Новогодняя ночь
В старые годы это было. Один раз собралось начальство в клуб. Новый год встречать. Пришлось пойти туда и Кузнецову.
В главной конторе чертежником у нас работал. Не парень, а соловей. Вот за голос его и взяли в хор. А парень только что женился. Жену взял из рабочих, а ее в клуб не пускали — одно начальство с женами там гуляло. Кипело сердце у Кузнецова от обиды, и решил он господам отместку устроить.
Управитель, надзиратели, смотрители, словом все начальство было уже навеселе. Кузнецов возьми да и шепни, так, будто невзначай, Позднякову, что на Верхнем заводе сегодня кто-то самородок видел большой. В третьей шахте его нашли, и жила новая обозначилась.
— А видел самородок и жилу Немешаев, приказчик с Верхнего,— говорил Кузнецов.
Немешаев был тут же и сильно выпивший. Поздняков кинулся к Немешаеву, тот спьяна и давай хвастать про самородок, да так загнул, что всех зависть взяла. Известно, как золото господский глаз резало, родную мать за него продадут и не выкупят. Враз один занемог на вечеру, за ним другой с женой зал покинул, — на коня да на Верхний айда. Так один за другим клуб все и оставили.
Первым, конечно, на Верхний прискакал управитель. Караульным был Трошков-Кашинский, баламут известный. Как увидал он управителя возле шахты, от удивления аж лоб перекрестил, хоть сроду не молился.
Ну вот, смотрит Трошков на управителя, а тот с санок соскочил да на Кашинского:
— Сказывай, где седни работали люди? Где новую жилу нашли?
Смекнул старик, знал продела, когда рабочие в отместку начальству разные шутки подкладывали, а уж Самойлову надо было на особицу подкатить. Любил управитель в шахтах рабочих по морде бить. Как зайдет, бывало, к рабочим, непременно кого-нибудь да треснет.
Бежит, значит, Самойлов по шахте, а за ним караульный с лампешкой в руке семенит, сам Думает про себя: «Погоди ужо, поздравлю я тебя с новой жилой седни».
— Ваше степенство, — кричит управителю Трошков. — Не туды след направили. — И, будто ничего не понимая, добавляет: — доведу я вас, ваше степенство, до ствола, а там, как сами знаете — хоть убейте меня, хоть засеките, дале не пойду. Боязно. Неладно там с утра. Как жила то обозначилась, народ сказывал, морок появился — знать, жилу отдать не хочет. Весь в белом — в саване бродит.
— Какой там черт морок, сам ты морок, болван старый, выжил совсем из ума, — закричал в ответ управитель. Выхватил он лампу у старика да в забой.
А тут еще забрякали у шахты колокольцы под дугой.

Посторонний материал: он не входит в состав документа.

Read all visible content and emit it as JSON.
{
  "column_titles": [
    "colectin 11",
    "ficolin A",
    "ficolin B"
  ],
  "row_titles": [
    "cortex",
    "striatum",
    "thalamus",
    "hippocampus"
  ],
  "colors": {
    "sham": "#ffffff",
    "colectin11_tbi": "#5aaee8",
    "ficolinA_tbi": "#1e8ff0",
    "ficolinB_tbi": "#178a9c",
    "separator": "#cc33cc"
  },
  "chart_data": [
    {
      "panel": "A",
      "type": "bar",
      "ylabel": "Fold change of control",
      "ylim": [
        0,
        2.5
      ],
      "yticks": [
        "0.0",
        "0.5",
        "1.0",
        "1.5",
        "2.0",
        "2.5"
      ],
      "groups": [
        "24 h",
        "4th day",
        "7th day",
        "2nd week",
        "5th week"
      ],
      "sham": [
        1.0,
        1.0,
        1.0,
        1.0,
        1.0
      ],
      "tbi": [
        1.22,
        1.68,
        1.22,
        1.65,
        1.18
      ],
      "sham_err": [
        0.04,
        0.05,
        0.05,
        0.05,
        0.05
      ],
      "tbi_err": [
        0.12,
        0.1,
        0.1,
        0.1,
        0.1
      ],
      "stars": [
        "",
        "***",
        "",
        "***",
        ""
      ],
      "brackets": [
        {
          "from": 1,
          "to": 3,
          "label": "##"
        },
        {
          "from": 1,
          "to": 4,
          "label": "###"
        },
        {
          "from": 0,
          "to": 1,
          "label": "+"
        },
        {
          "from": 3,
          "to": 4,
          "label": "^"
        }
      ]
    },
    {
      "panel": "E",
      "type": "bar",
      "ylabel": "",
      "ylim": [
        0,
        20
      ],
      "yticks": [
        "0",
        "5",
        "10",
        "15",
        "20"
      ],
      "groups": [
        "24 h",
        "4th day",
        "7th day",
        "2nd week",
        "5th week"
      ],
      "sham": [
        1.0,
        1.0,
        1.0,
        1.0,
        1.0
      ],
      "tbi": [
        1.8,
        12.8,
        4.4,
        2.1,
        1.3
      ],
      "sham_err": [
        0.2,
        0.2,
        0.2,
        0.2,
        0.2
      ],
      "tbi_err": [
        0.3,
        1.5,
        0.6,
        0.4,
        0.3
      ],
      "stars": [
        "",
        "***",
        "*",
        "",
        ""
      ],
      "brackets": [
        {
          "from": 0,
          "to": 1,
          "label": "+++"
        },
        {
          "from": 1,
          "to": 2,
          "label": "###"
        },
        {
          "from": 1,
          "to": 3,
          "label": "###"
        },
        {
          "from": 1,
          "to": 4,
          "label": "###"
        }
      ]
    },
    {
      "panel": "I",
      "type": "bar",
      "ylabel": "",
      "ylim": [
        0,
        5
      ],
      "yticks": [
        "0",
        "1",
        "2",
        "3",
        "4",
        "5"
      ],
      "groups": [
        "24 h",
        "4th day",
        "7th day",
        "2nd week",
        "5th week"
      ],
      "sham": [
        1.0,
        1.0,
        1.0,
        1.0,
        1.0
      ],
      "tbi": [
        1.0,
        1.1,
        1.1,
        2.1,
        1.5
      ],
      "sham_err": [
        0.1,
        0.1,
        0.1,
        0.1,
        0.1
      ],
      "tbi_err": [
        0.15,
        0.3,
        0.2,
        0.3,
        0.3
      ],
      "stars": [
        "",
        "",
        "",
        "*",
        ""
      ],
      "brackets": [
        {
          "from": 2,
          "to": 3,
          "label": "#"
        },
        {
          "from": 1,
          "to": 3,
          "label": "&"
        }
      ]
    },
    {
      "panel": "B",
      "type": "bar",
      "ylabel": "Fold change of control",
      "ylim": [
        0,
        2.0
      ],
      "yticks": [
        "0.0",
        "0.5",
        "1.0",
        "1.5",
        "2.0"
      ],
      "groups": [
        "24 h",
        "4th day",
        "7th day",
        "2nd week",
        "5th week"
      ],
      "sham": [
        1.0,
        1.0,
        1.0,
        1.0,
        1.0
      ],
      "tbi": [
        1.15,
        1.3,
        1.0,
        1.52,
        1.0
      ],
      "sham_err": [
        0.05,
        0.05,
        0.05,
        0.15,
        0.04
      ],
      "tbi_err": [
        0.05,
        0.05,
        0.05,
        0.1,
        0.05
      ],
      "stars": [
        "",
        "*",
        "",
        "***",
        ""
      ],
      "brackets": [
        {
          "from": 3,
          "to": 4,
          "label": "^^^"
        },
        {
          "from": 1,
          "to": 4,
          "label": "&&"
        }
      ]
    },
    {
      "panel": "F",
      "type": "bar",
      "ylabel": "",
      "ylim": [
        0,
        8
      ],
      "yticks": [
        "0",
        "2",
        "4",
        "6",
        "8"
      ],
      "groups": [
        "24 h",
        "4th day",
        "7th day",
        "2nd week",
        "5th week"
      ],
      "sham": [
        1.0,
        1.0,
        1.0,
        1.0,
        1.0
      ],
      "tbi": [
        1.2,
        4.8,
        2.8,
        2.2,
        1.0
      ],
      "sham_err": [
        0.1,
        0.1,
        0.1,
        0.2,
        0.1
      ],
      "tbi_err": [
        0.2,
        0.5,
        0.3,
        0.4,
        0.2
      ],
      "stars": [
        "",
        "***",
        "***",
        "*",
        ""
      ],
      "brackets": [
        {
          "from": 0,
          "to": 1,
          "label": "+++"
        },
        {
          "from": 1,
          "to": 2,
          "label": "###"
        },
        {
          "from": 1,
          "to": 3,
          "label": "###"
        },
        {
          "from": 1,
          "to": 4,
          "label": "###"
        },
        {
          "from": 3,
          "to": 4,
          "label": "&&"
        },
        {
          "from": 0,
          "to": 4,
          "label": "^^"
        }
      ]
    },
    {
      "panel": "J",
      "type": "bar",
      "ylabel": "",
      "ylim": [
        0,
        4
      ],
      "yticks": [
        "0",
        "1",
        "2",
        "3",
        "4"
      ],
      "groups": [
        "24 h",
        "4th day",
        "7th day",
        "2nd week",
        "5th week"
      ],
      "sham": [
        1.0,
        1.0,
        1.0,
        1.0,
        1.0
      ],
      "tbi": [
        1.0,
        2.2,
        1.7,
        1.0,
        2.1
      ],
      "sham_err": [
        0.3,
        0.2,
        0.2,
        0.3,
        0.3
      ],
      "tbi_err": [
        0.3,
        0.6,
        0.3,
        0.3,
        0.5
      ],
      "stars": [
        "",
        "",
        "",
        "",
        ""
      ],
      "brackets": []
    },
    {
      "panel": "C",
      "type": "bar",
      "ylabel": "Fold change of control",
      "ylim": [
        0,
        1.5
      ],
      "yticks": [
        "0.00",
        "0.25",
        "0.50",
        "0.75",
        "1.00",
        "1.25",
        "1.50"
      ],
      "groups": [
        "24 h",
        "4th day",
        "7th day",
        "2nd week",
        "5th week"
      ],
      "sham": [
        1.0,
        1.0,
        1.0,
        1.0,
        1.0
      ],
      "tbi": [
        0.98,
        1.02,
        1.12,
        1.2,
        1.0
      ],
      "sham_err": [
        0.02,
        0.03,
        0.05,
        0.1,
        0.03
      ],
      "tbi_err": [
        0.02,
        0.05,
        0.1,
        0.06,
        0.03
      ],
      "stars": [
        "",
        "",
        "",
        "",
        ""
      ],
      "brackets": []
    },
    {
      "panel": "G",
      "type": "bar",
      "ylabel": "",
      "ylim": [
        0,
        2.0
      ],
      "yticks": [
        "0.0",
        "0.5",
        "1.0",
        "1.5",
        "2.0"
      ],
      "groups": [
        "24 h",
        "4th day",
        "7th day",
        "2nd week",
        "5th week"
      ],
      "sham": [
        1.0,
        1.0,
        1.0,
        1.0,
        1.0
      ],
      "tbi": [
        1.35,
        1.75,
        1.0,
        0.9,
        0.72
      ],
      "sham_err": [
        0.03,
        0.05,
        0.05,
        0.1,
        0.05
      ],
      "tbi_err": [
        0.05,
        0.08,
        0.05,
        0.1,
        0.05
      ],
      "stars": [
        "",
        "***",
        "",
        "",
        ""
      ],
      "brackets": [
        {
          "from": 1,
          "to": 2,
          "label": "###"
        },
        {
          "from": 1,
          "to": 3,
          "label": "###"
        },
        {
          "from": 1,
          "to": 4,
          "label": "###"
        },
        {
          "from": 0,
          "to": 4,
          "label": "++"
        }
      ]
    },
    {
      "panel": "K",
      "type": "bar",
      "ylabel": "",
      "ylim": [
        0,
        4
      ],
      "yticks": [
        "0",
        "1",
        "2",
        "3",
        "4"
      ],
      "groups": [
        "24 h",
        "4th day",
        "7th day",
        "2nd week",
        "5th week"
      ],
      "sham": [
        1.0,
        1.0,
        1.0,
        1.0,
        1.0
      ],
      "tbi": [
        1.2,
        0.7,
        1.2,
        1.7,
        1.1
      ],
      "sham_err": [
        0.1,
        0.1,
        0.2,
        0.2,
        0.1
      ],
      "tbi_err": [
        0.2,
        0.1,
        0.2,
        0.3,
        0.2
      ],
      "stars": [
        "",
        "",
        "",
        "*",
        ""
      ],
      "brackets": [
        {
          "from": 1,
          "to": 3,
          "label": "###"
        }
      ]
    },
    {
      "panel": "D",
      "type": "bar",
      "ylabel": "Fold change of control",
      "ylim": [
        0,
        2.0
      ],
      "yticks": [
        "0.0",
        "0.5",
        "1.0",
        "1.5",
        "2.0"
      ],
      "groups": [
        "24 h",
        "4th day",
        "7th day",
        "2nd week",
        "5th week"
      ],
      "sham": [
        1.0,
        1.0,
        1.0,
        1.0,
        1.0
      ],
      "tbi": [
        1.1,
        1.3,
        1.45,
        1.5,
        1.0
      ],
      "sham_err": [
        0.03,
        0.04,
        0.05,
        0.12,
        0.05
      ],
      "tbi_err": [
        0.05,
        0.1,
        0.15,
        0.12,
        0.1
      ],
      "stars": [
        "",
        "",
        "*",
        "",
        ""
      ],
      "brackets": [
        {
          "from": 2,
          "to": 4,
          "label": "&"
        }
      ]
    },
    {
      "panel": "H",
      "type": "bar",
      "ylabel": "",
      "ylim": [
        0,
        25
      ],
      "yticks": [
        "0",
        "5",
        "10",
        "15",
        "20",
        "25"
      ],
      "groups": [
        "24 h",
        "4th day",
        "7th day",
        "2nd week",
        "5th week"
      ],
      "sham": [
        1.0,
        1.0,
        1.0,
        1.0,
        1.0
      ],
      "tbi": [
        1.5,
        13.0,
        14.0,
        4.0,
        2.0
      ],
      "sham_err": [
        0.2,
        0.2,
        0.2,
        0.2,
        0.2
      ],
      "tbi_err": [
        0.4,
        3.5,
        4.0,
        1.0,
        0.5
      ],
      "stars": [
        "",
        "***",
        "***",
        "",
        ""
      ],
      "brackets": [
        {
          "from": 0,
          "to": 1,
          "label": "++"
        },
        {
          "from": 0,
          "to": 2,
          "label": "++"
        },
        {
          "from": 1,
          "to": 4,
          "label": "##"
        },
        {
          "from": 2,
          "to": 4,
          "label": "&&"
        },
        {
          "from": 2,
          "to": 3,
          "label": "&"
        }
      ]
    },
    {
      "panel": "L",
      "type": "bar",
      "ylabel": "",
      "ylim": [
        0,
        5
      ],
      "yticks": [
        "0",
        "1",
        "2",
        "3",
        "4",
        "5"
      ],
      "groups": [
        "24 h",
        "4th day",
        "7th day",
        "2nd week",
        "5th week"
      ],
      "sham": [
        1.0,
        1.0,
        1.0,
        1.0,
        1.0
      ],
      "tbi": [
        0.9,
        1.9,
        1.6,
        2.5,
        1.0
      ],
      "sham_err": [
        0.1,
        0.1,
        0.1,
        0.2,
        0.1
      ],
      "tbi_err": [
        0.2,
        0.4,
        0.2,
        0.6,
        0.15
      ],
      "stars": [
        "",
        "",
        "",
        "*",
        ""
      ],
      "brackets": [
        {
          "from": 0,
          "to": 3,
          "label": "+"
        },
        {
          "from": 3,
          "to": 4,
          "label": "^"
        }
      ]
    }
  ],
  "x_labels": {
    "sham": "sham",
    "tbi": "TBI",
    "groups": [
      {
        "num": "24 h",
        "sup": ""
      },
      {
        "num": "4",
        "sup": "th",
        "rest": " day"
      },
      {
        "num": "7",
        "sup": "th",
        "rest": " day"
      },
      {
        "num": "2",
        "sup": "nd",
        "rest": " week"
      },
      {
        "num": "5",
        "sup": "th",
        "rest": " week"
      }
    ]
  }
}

«Ну и взяло их, брат,— один за другим подкатывают. Спятили с ума знать-то», — подумал про себя Трошков, а сам глядит, что будет делать управитель.
Пробежал весь главный ствол управитель и в сторону свернул, как караульный показывал, а там темень кругом — известно, под землей. Бежит управитель, в руке лампа маячит, и вдруг как заорет на всю шахту — перед ним в забое самонастоящий мертвяк в белом саване колыбается. Высокущий такой. Уставился управитель на мертняка, и хмель от страха прошел. Стоит управитель и орет благим матом, а потом как кинется бежать обратно, сбил с ног старика, сам об крепь морду разбил и все бежит и орет. А навстречу остальное начальство несется.
Столкнулись лоб в лоб с управителем, видят — дело неладное да обратно. И тоже орут. Подумали обвал в шахте. Выскочили из шахты за управителем, а мороз был большой. Сгребся молча Самойлов, да на коней и обратно в завод. За ним остальные. Только было хотели гнать, а Трошков поглядел на небо будто звезды подсчитал, да к кошевкам подошел, на которых господа уселись, и давай их поздравлять. Дескать, с новым годом, вас.
Наутре, говорят, управитель встал, и будто кто ему мукой голову обсыпал. Долго смеялись рабочие над ним — так, между собой. Не мертняк в шахте был, а старая крепь, вся, как инеем, грибком белым покрылась, а в темноте и впрямь за мертняка принять можно.
Сроду больше не ездил Самойлов на Верхний по ночам.